Le « chanteur énervant » (il ne déteste pas se faire appeler ainsi) n’est pas insensible à ce genre de reconnaissance: « ça me touche un peu et ça me flatte beaucoup », avouait-il cette semaine en entrevue au SOLEIL, juste après la conférence de presse qu’il donnait à Montréal. Il trouve aussi à la fois flatteur et scandaleux que certaines de ses chansons aient été interdites sur les ondes françaises mais reste convaincu que la seule vraie reconnaissance vient du public.

Pour Renaud Séchan, la chanson reste un moyen de faire prendre conscience aux gens (aux jeunes surtout) des problèmes de la planète, comme Bob Dylan l’a fait pour le racisme et la guerre du Vietnam: « les mots dérangent le pouvoir et croire que la chanson influence l’état d’esprit de ceux qui seront bientôt les dirigeants fait partie de mon utopie ».

Le chanteur ne rêve pas d’un monde meilleur.

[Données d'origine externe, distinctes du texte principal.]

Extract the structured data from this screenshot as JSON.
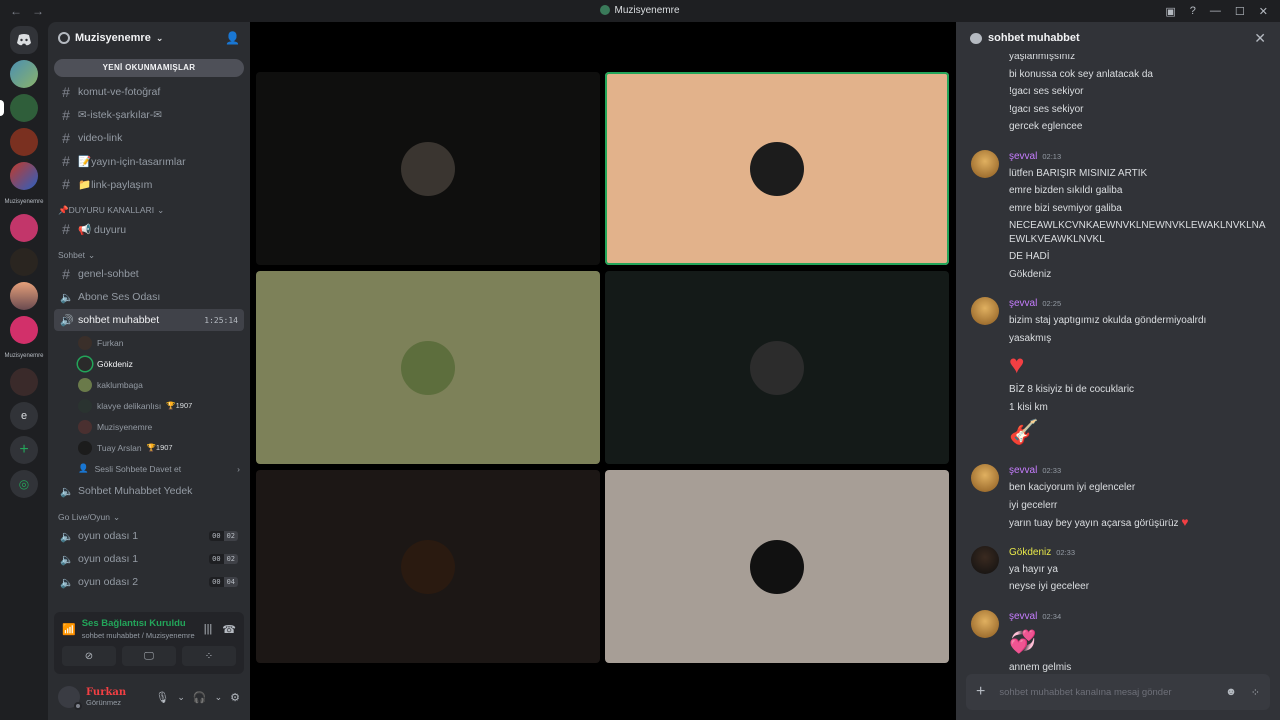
{
  "window": {
    "title": "Muzisyenemre"
  },
  "rail": {
    "text_label_1": "Muzisyenemre",
    "text_label_2": "Muzisyenemre",
    "letter_server": "e"
  },
  "server": {
    "name": "Muzisyenemre"
  },
  "sidebar": {
    "unread_label": "YENİ OKUNMAMIŞLAR",
    "top_channels": [
      {
        "name": "komut-ve-fotoğraf"
      },
      {
        "name": "✉-istek-şarkılar-✉"
      },
      {
        "name": "video-link"
      },
      {
        "name": "📝yayın-için-tasarımlar"
      },
      {
        "name": "📁link-paylaşım"
      }
    ],
    "cat_duyuru": "📌DUYURU KANALLARI",
    "duyuru_channel": "📢 duyuru",
    "cat_sohbet": "Sohbet",
    "sohbet_channels": {
      "genel": "genel-sohbet",
      "abone": "Abone Ses Odası",
      "active": "sohbet muhabbet",
      "active_timer": "1:25:14"
    },
    "voice_users": [
      {
        "name": "Furkan",
        "badge": ""
      },
      {
        "name": "Gökdeniz",
        "badge": ""
      },
      {
        "name": "kaklumbaga",
        "badge": ""
      },
      {
        "name": "klavye delikanlısı",
        "badge": "🏆1907"
      },
      {
        "name": "Muzisyenemre",
        "badge": ""
      },
      {
        "name": "Tuay Arslan",
        "badge": "🏆1907"
      }
    ],
    "invite_label": "Sesli Sohbete Davet et",
    "yedek_channel": "Sohbet Muhabbet Yedek",
    "cat_golive": "Go Live/Oyun",
    "game_rooms": [
      {
        "name": "oyun odası 1",
        "c1": "00",
        "c2": "02"
      },
      {
        "name": "oyun odası 1",
        "c1": "00",
        "c2": "02"
      },
      {
        "name": "oyun odası 2",
        "c1": "00",
        "c2": "04"
      }
    ]
  },
  "voice_panel": {
    "status": "Ses Bağlantısı Kuruldu",
    "location": "sohbet muhabbet / Muzisyenemre"
  },
  "user_panel": {
    "name": "Furkan",
    "status": "Görünmez"
  },
  "stage": {
    "tiles": [
      {
        "bg": "#0f0f0e",
        "speaking": false,
        "avatar": "#3a3530"
      },
      {
        "bg": "#e2b28b",
        "speaking": true,
        "avatar": "#1c1c1c"
      },
      {
        "bg": "#7d8159",
        "speaking": false,
        "avatar": "#5d6e3d"
      },
      {
        "bg": "#141a18",
        "speaking": false,
        "avatar": "#2c2c2c"
      },
      {
        "bg": "#1c1715",
        "speaking": false,
        "avatar": "#2a1a10"
      },
      {
        "bg": "#a79e96",
        "speaking": false,
        "avatar": "#111111"
      }
    ]
  },
  "chat": {
    "title": "sohbet muhabbet",
    "top_lines": [
      "yaşlanmışsınız",
      "bi konussa cok sey anlatacak da",
      "!gacı ses sekiyor",
      "!gacı ses sekiyor",
      "gercek eglencee"
    ],
    "groups": [
      {
        "author": "şevval",
        "color": "#c77dff",
        "time": "02:13",
        "lines": [
          "lütfen BARIŞIR MISINIZ ARTIK",
          "emre bizden sıkıldı galiba",
          "emre bizi sevmiyor galiba",
          "NECEAWLKCVNKAEWNVKLNEWNVKLEWAKLNVKLNAEWLKVEAWKLNVKL",
          "DE HADİ",
          "Gökdeniz"
        ]
      },
      {
        "author": "şevval",
        "color": "#c77dff",
        "time": "02:25",
        "lines": [
          "bizim staj yaptıgımız okulda göndermiyoalrdı",
          "yasakmış"
        ],
        "after_emoji": "heart",
        "lines2": [
          "BİZ 8 kisiyiz bi de cocuklaric",
          "1 kisi km"
        ],
        "after_emoji2": "guitar"
      },
      {
        "author": "şevval",
        "color": "#c77dff",
        "time": "02:33",
        "lines": [
          "ben kaciyorum iyi eglenceler",
          "iyi gecelerr",
          "yarın tuay bey yayın açarsa görüşürüz"
        ]
      },
      {
        "author": "Gökdeniz",
        "color": "#e8e84a",
        "time": "02:33",
        "lines": [
          "ya hayır ya",
          "neyse iyi geceleer"
        ]
      },
      {
        "author": "şevval",
        "color": "#c77dff",
        "time": "02:34",
        "lines": [
          "annem gelmis"
        ]
      }
    ],
    "composer_placeholder": "sohbet muhabbet kanalına mesaj gönder"
  }
}
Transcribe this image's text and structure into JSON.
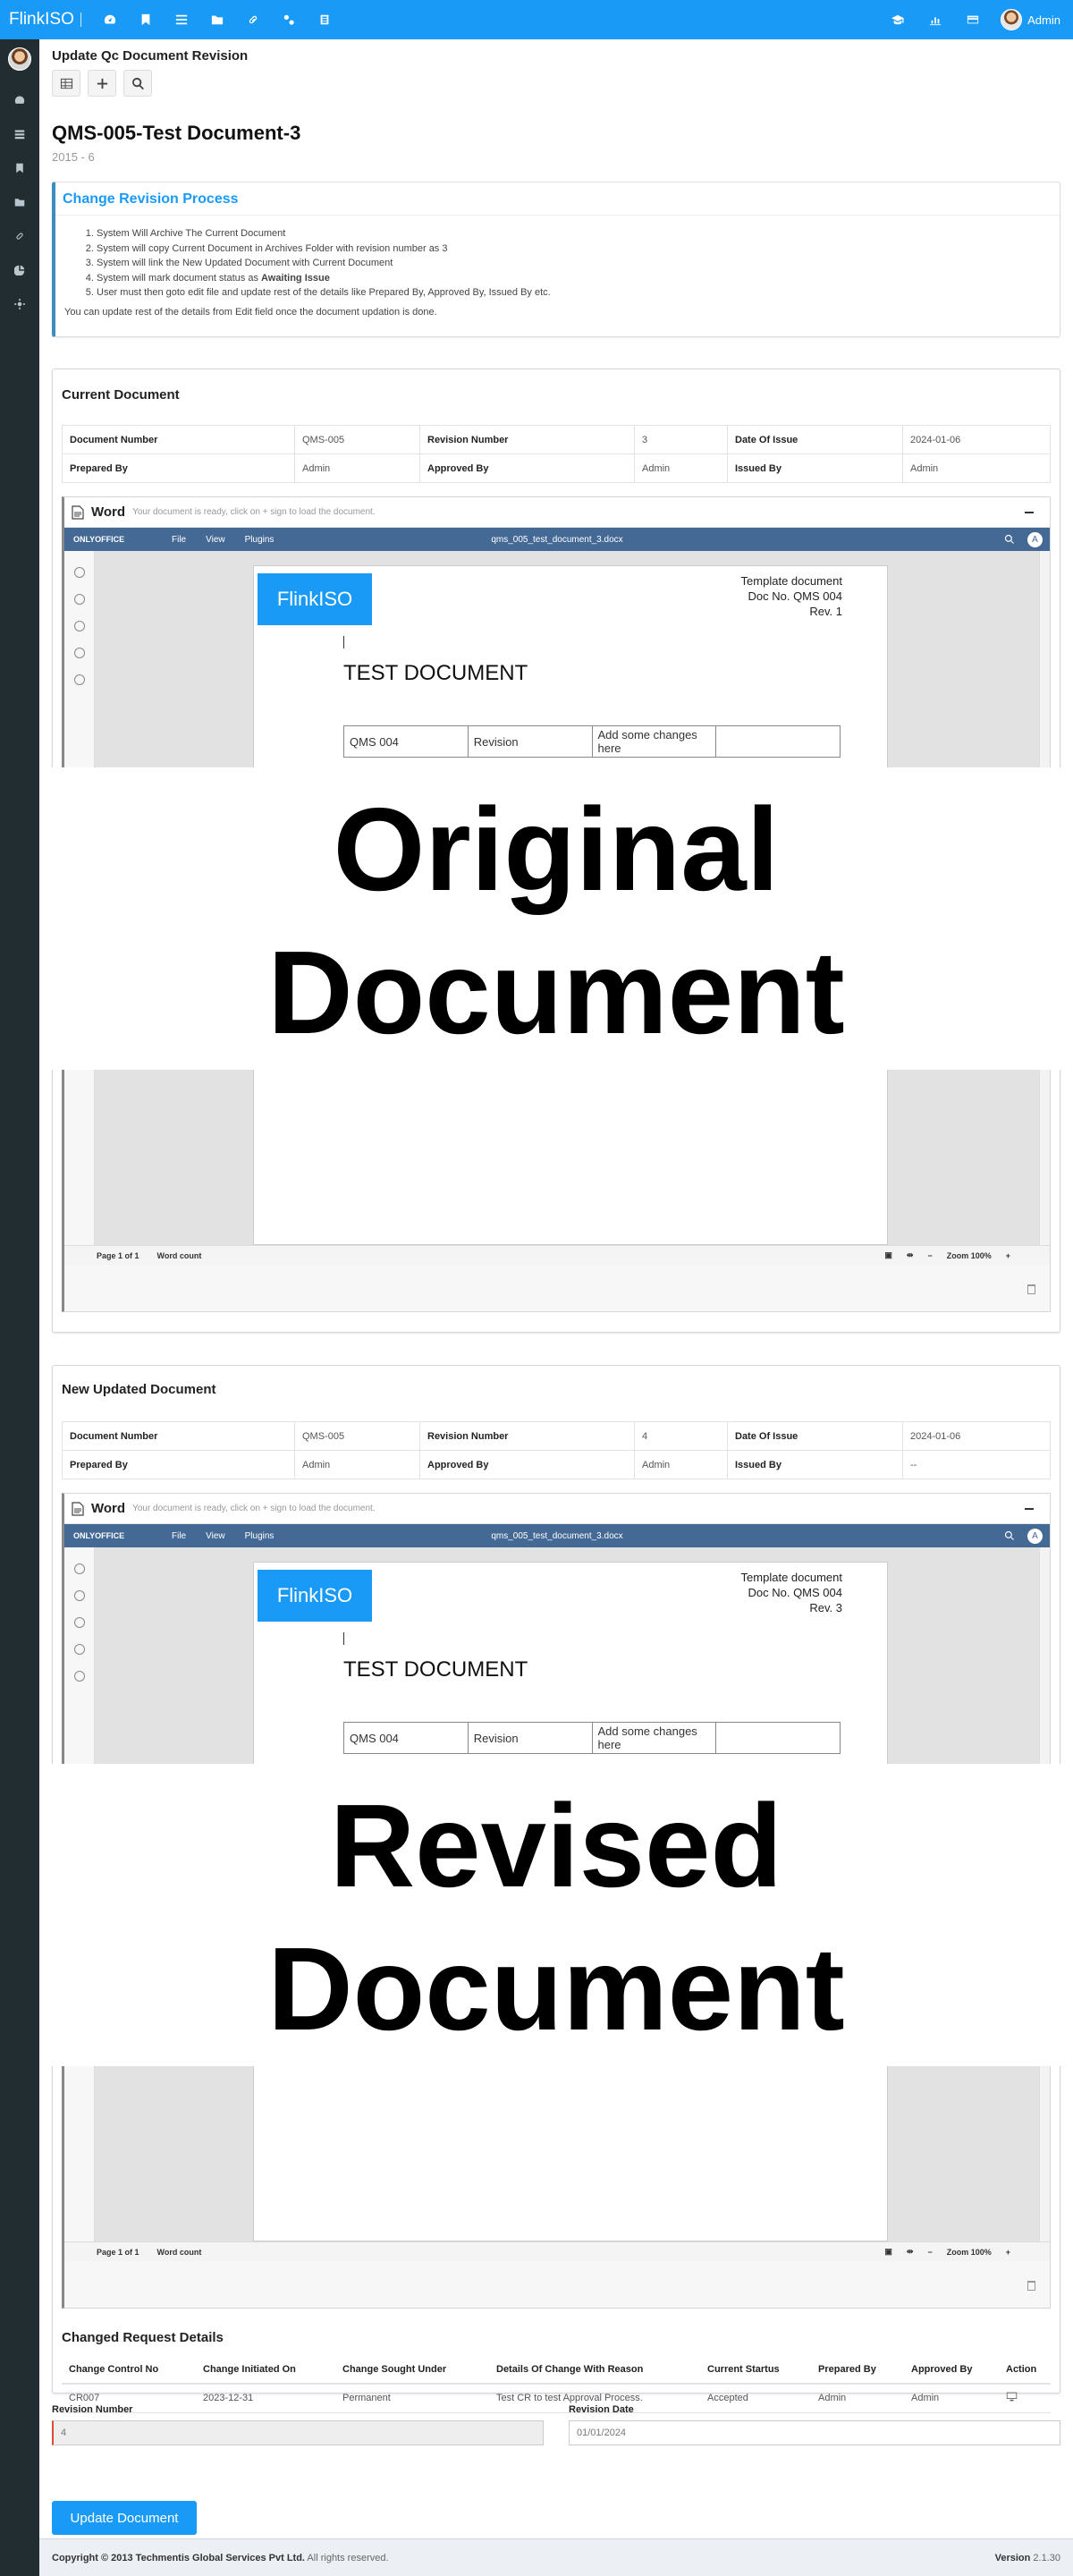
{
  "app": {
    "brand": "FlinkISO",
    "user": "Admin"
  },
  "page": {
    "heading": "Update Qc Document Revision",
    "doc_title": "QMS-005-Test Document-3",
    "doc_sub": "2015 - 6"
  },
  "process": {
    "title": "Change Revision Process",
    "steps": [
      "System Will Archive The Current Document",
      "System will copy Current Document in Archives Folder with revision number as 3",
      "System will link the New Updated Document with Current Document",
      "System will mark document status as ",
      "User must then goto edit file and update rest of the details like Prepared By, Approved By, Issued By etc."
    ],
    "step4_bold": "Awaiting Issue",
    "note": "You can update rest of the details from Edit field once the document updation is done."
  },
  "current": {
    "title": "Current Document",
    "labels": {
      "doc_number": "Document Number",
      "revision": "Revision Number",
      "date_issue": "Date Of Issue",
      "prepared": "Prepared By",
      "approved": "Approved By",
      "issued": "Issued By"
    },
    "values": {
      "doc_number": "QMS-005",
      "revision": "3",
      "date_issue": "2024-01-06",
      "prepared": "Admin",
      "approved": "Admin",
      "issued": "Admin"
    },
    "viewer": {
      "app_name": "Word",
      "note": "Your document is ready, click on + sign to load the document.",
      "oo_brand": "ONLYOFFICE",
      "menu": [
        "File",
        "View",
        "Plugins"
      ],
      "filename": "qms_005_test_document_3.docx",
      "avatar": "A",
      "logo_text": "FlinkISO",
      "template_lines": [
        "Template document",
        "Doc No. QMS 004",
        "Rev. 1"
      ],
      "heading": "TEST DOCUMENT",
      "table": [
        "QMS 004",
        "Revision",
        "Add some changes here",
        ""
      ],
      "page_label": "Page 1 of 1",
      "word_count": "Word count",
      "zoom": "Zoom 100%"
    }
  },
  "overlay_original": [
    "Original",
    "Document"
  ],
  "updated": {
    "title": "New Updated Document",
    "values": {
      "doc_number": "QMS-005",
      "revision": "4",
      "date_issue": "2024-01-06",
      "prepared": "Admin",
      "approved": "Admin",
      "issued": "--"
    },
    "viewer": {
      "template_lines": [
        "Template document",
        "Doc No. QMS 004",
        "Rev. 3"
      ]
    }
  },
  "overlay_revised": [
    "Revised",
    "Document"
  ],
  "change_request": {
    "title": "Changed Request Details",
    "headers": [
      "Change Control No",
      "Change Initiated On",
      "Change Sought Under",
      "Details Of Change With Reason",
      "Current Startus",
      "Prepared By",
      "Approved By",
      "Action"
    ],
    "row": [
      "CR007",
      "2023-12-31",
      "Permanent",
      "Test CR to test Approval Process.",
      "Accepted",
      "Admin",
      "Admin"
    ]
  },
  "form": {
    "revision_label": "Revision Number",
    "revision_value": "4",
    "date_label": "Revision Date",
    "date_value": "01/01/2024",
    "submit": "Update Document"
  },
  "footer": {
    "copyright": "Copyright © 2013 Techmentis Global Services Pvt Ltd.",
    "rights": " All rights reserved.",
    "version_label": "Version",
    "version": " 2.1.30"
  },
  "colors": {
    "primary": "#1a9af7",
    "sidebar": "#222d32",
    "onlyoffice": "#446995"
  }
}
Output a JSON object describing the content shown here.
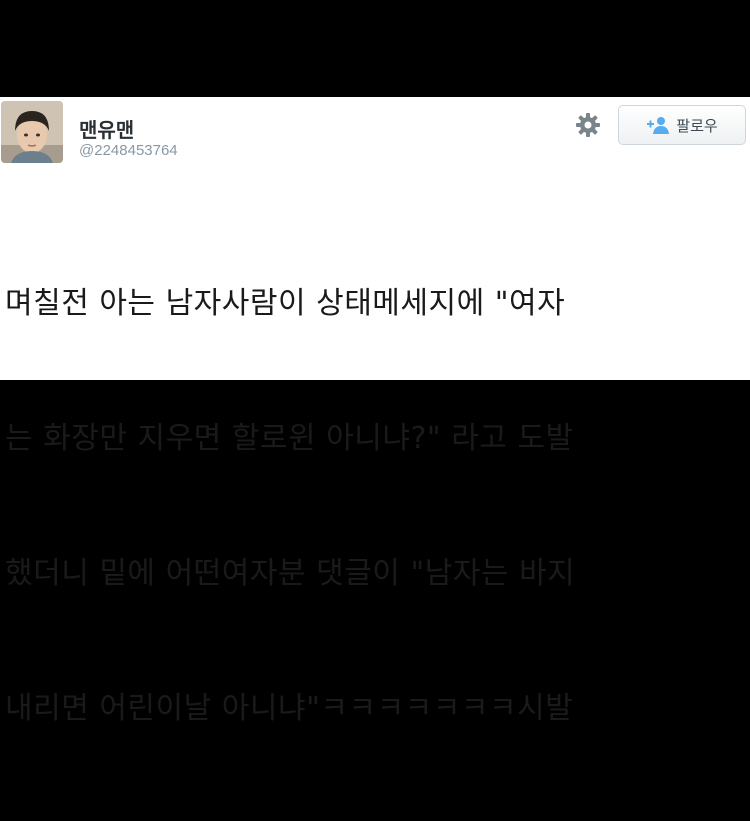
{
  "user": {
    "display_name": "맨유맨",
    "handle": "@2248453764"
  },
  "actions": {
    "follow_label": "팔로우",
    "settings_icon": "gear-icon",
    "follow_icon": "add-user-icon"
  },
  "tweet": {
    "lines": [
      "며칠전 아는 남자사람이 상태메세지에 \"여자",
      "는 화장만 지우면 할로윈 아니냐?\" 라고 도발",
      "했더니 밑에 어떤여자분 댓글이 \"남자는 바지",
      "내리면 어린이날 아니냐\"ㅋㅋㅋㅋㅋㅋㅋ시발"
    ]
  },
  "colors": {
    "background": "#000000",
    "card": "#ffffff",
    "handle": "#8899a6",
    "follow_accent": "#55acee"
  }
}
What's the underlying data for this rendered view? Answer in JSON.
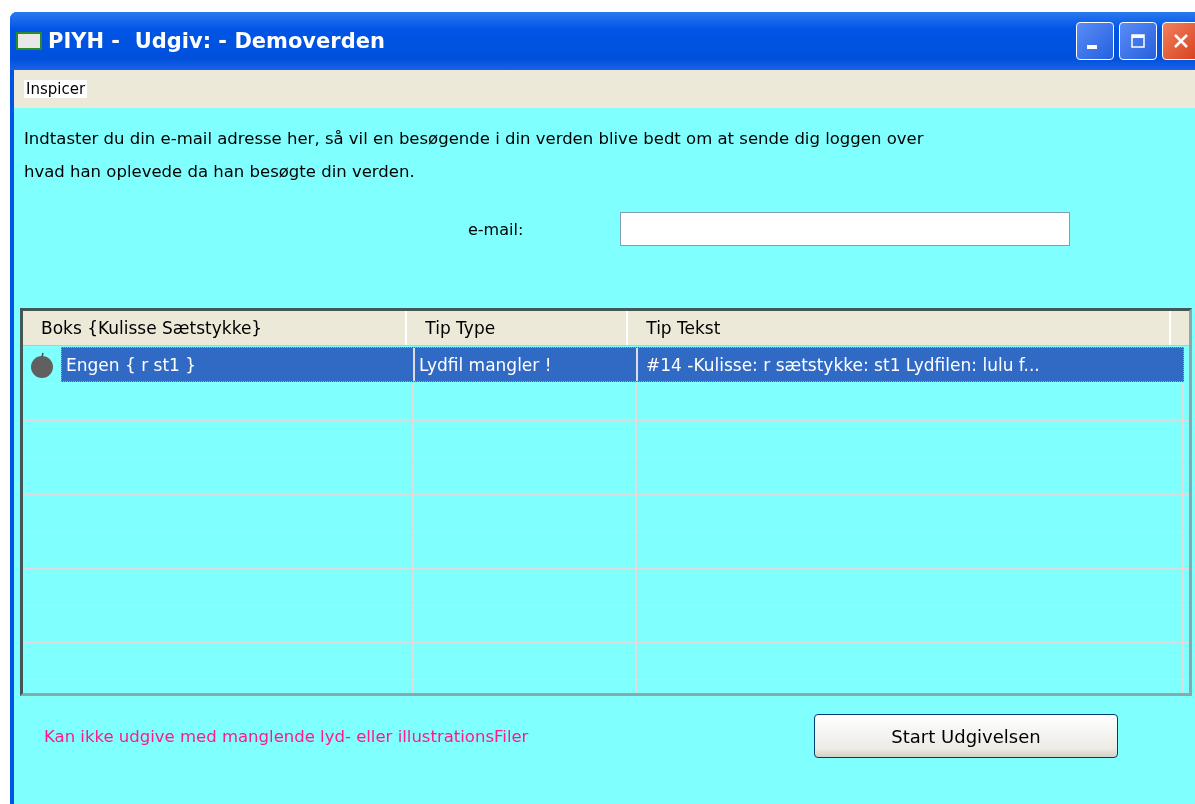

Il espère seulement que, dans 20 ans, le monde ne sera pas pire que maintenant avec encore de la nature propre et des gens libres: « pour cela il faut apprendre aux enfants à être moins cons que nous. Moins mesquins, moins intolérants. Moins mercantiles car le profit ne donne pas le bonheur ».

Les enfants

L’enfance (sa fille Lolita a maintenant huit ans et demi) reste la chose la plus importante dans sa vie comme dans son oeuvre, parce que seule source de vraie innocence, loin des préoccupations des grands.

Renaud sera sur la scène du Grand Théâtre jeudi et vendredi prochains.

Ses chansons préférées sont d’ailleurs En cloque, Morgane de toi et Mistral Gagnant.

Il croit, à 36 ans, qu’une chanson sur la relation entre un père et son enfant peut davantage faire avancer une idée qu’une chanson de révolte.

Lui qui avait d’abord chanté sur un ton provocateur le côté sordide de la vie de banlieue, la zone, les mobilettes, a commencé à changer de propos avec le microsillon Morgane de toi, et a continué de s’ouvrir sur la fraternité et l’amour avec Mistral gagnant et Putain de camion.

Renaud reconnaît qu’il hurle moins fort qu’il y quinze ans. Il ne se cache pas d’être un peu désabusé, à force de crier dans le désert. On vend, dit-il avec un cynisme qui doit faire grincer des dents ses producteurs, « des disques et des spectacles comme de la lessive ».

« Parfois j’ai envie de tout plaquer là. Mais certains soirs, sur scène, je trouve que je fais le plus beau métier du monde ».

L’argot

L’auteur écrit encore ses textes avec des expressions en argot, parce que « l’argot c’est de la langue française et une fois démocratisé, il entre dans les dictionnaires et enrichit la langue ».

Si on lui rappelle que, à sa première visite au Québec, quelqu’un avait jugé bon d’ajouter à l’intérieur de la pochette de son plus récent disque une traduction de certaines paroles, il se demande si c’était bien nécessaire.

Qu’on lui parle de sa participation au succès du groupe breton Soldat Louis ou à celui de Johnny Clegg, il trouve toujours le moyen de mitiger l’importance de ses interventions.

A cause de cela comme du contenu de ses chansons, on peut dire que Renaud Séchan sait rester un chanteur « simple et marginal ».